急な告知にもかかわらず、たくさんの方がいらして、会場は熱気にあふれています。
1時前から制作開始。まず、正面の建物をレンガづくりにしていくため、レンガの積み目を描き込んでいきます。やがて、その積み目が、隣の建物、そして地面へと広がっていき…。
休憩を挟んで、新しいキャンバスに取りかかります。新しいY字路の写真を手もとに、ぐいぐいと描いていきます。黒、茶、黄土、グレーの色面でくっきりと分けられた空、建物、そしてY字路があらわれました。
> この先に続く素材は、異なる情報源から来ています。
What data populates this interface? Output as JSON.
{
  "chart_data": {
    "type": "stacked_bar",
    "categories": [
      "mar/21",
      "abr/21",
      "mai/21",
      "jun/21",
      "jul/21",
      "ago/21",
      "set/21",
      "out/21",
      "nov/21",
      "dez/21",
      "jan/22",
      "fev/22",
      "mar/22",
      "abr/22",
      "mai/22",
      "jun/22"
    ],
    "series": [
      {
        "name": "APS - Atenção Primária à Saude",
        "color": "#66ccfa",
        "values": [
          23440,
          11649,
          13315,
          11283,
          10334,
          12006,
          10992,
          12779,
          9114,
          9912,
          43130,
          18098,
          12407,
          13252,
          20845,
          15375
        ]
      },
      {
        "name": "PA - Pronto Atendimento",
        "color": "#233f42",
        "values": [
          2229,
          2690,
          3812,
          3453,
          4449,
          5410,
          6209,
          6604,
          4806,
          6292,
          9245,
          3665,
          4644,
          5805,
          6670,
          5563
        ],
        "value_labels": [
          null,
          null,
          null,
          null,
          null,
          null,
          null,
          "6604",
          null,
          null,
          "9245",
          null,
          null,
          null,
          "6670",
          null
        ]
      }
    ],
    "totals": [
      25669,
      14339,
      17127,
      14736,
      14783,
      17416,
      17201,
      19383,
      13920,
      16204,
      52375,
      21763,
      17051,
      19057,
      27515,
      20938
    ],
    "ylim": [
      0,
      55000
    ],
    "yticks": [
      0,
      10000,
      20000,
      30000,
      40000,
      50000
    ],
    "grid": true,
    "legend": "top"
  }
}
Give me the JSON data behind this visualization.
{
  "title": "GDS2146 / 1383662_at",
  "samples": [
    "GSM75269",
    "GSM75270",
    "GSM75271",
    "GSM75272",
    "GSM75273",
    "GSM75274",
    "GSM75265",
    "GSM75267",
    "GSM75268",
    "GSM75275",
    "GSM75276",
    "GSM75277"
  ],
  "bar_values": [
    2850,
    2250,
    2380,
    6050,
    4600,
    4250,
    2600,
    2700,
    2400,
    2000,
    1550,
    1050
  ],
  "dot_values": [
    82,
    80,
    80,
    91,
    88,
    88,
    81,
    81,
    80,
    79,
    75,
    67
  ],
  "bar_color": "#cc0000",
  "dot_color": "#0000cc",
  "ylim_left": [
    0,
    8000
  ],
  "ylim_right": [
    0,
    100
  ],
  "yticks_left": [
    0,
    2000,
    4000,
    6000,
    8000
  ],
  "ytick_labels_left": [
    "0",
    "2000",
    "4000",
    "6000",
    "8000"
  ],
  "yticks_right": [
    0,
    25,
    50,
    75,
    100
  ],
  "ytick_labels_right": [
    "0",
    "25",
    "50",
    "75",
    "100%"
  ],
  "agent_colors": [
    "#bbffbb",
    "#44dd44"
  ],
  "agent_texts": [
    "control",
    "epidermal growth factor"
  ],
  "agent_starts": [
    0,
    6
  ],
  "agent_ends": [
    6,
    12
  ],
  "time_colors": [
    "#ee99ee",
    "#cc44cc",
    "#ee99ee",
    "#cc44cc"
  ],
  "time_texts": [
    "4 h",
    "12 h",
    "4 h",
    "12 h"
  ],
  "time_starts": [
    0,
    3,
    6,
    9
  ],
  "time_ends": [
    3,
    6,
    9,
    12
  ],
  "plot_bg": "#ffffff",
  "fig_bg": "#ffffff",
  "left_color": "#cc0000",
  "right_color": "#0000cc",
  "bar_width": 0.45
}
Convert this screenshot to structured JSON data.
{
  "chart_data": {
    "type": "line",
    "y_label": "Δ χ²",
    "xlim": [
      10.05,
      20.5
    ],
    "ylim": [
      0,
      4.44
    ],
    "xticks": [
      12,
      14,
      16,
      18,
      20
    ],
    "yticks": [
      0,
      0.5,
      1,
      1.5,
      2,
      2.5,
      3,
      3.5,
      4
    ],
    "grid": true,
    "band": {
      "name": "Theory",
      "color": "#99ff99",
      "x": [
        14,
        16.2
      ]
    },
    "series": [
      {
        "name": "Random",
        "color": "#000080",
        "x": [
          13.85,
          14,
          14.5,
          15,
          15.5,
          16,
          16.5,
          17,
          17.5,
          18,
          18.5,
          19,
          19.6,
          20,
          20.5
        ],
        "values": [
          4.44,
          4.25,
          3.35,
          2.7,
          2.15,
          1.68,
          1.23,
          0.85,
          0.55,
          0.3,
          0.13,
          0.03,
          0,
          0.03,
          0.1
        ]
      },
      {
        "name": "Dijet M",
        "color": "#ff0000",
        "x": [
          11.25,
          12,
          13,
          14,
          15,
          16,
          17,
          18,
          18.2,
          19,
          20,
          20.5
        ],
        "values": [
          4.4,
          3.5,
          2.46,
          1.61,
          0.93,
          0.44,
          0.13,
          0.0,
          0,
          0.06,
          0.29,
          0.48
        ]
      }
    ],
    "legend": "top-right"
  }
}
地面には、前の絵とつながる、マンホールのような丸い穴も描かれていました。

1月15日(日曜日)

引き続いて、集中して描いていく横尾さんです。建物と地面に、レンガの積み目を描き込んでいきます。中央の建物には大きく「450」と「横尾(よこお)」のサインが入ります。さらに、奥行きのある空間を閉じ込めるかの様に、画面全体に茶色い線で積み目を描きました。閉館時間の5時ぎりぎりまで、集中して仕上げました。

公開制作について、横尾さんはツイッターで次の様につぶやいておられます。
「公開制作の会場の熱気は格別だ。この観客の熱気でぼくは描かされているように思う。アトリエでは自らが熱気を自家発電しなければならない。その点公開制作は他人の運転する車に乗っているようなものだ。」
横尾さんは、2月の週末に一度公開制作されるとおっしゃっていました。決まりましたら、お知らせします。

また、3点の完成作品を公開制作室で展示しています。毎週日曜日の午後1時から5時は部屋を開け(あけ)、ガイドによる解説も行います。制作の様子を記録した映像も上映しています。ぜひお寄りください。

2月11 日(土曜日・祝日)

快晴の祝日。たくさんの観客が見守ります。真っ白いキャンバスを前に、横尾さんも少し緊張した面持ちです。

これまでと同様、Y字路の風景を手速く(てばやく)描いていきます。建物はレンガ造りです。これは府中市美術館での公開制作で生まれたモチーフのようです。

建物や空、地面にレンガの積み目を描き、そこに生まれる面を隣り合う面とどうあわせていくかという空間処理に、時間をかけて取り組んでいました。西日が差し込み、横尾さんの影が、絵の登場人物のように見えました。

2月12日(日曜日)

最終日ということで、たくさんの(かた)がいらしています。昨日と同じ顔もちらほら。さっそく続きにとりかかります。

途中で絵を逆さ(さかさ)にし、キャンバスのコーナー、つまり右上(かた)部分に人物を描き込んでいます。手にしているのはミレーの画集。どうやらミレーの絵の中の人物を描いているようです。
人物は左下にも加えられました。離れて見て、絵の完成を判断します。

前回描いた作品が気になったと、別の作品に手を加え始めました。建物の壁の数字を塗りつぶし、大きな円を、大胆に描きこみます。しばらく手を入れて、完成となりました。

今度はもとの絵が気になってきた、と再び絵を入れ替えて、しばらく見つめます。やっぱり完成しているわ、と、突如公開制作が終了しました。

最後に観客からの質問にこたえ、そのうち閉館時間が迫ってきて、時間切れとなりました。会場にいた皆さんから、絵の誕生を祝うあたたかな拍手が、横尾さんに送られました。横尾さん、ありがとうございました!